The archdiocese already has paid $7 million (U.S.), including $2 million in both sides' legal bills. The archdiocese, Martin said, will probably begin selling property to meet looming bills for 40 unresolved lawsuits and potential claims from hundreds more.

The government probe, expected to run for at least 18 months, follows a similar inquiry into clerical abuse in the diocese of Ferns, which includes most of County Wexford and some of counties Wicklow and Carlow in the southeast.

When the earlier report was published in October, it exposed a catalogue of abuse, including a priest who molested a group of First Communion girls on the altar. He was never punished.



`Diarmuid Martin sticks out like sore thumb, not just in Ireland, but internationally.'
Colm O'Gorman, support group leader



While the church has been on the legal and moral defensive in the United States in recent years, the sense of uproar and disillusionment has been more profound in Ireland, a predominantly Catholic country that once exported priests worldwide.

Here, church and state were intertwined until the 1970s — a breakup that is being accelerated by the abuse fallout.

The first major scandal, in 1994, involved the government's failure to extradite a notorious pedophile priest to the neighbouring British territory of Northern Ireland. The government of the day collapsed over it.

In 2001, Prime Minister Bertie Ahern apologized for state agencies' role in prolonging children's suffering and injustice and established a compensation-paying panel that exposed the taxpayer, rather than the church, to most of the bill for victims abused in orphanages, workhouses and other Catholic-run institutions.

The Residential Institutions Redress Board is expected to pay out about $1.2 billion when the last of its more than 11,000 claimants is processed.

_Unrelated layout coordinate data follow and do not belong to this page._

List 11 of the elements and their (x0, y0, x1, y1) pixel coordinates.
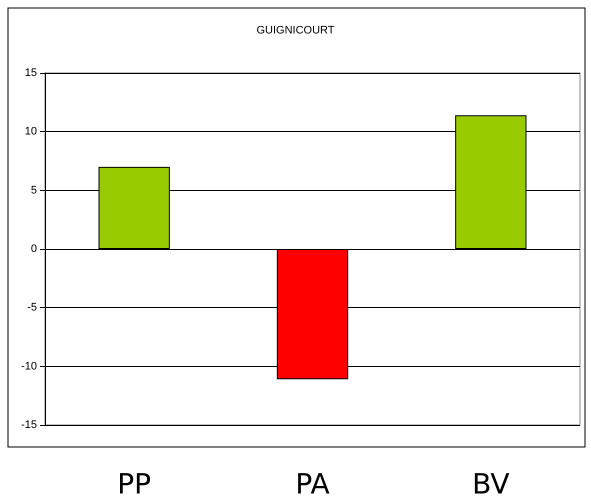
y-tick-label: -5 (27, 302, 37, 314)
x-tick-label: PP (117, 468, 152, 500)
y-tick-label: -10 (21, 360, 37, 372)
x-tick-label: PA (295, 468, 330, 500)
y-tick-label: 10 (24, 126, 37, 138)
x-tick-label: BV (472, 468, 510, 500)
y-tick-label: -15 (21, 419, 37, 431)
chart-title: GUIGNICOURT (256, 24, 335, 36)
y-tick-label: 15 (24, 67, 37, 79)
y-tick-label: 5 (30, 184, 37, 196)
y-tick-label: 0 (30, 243, 37, 255)
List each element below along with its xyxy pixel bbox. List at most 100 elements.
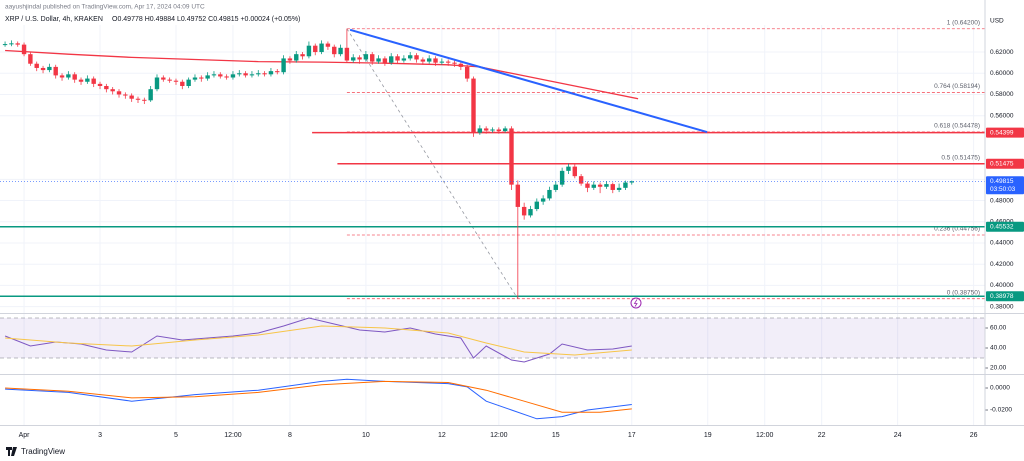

But Ireland's 26 dioceses and archdioceses must face the bills for abuse claims against parish priests. So far, Martin is the only archbishop to address the scandal so directly, establishing a Child Protection Service at a cost, so far, of $3 million and publishing reports on the number of cases identified.

Yesterday's report said Dublin church officials had positively identified at least 350 abuse victims and "a possible further 40 persons who may have been abused, but who it is not yet possible to identify or trace."

Colm O'Gorman, who runs a support group for Irish abuse victims called One in Four — a reference to the idea that about 25 per cent of Irish people suffered sexual abuse as a child — praised Martin's approach as courageous, but also wise given his turf is about to be investigated in searing detail.

"Diarmuid Martin sticks out like sore thumb, not just in Ireland, but internationally," O'Gorman said.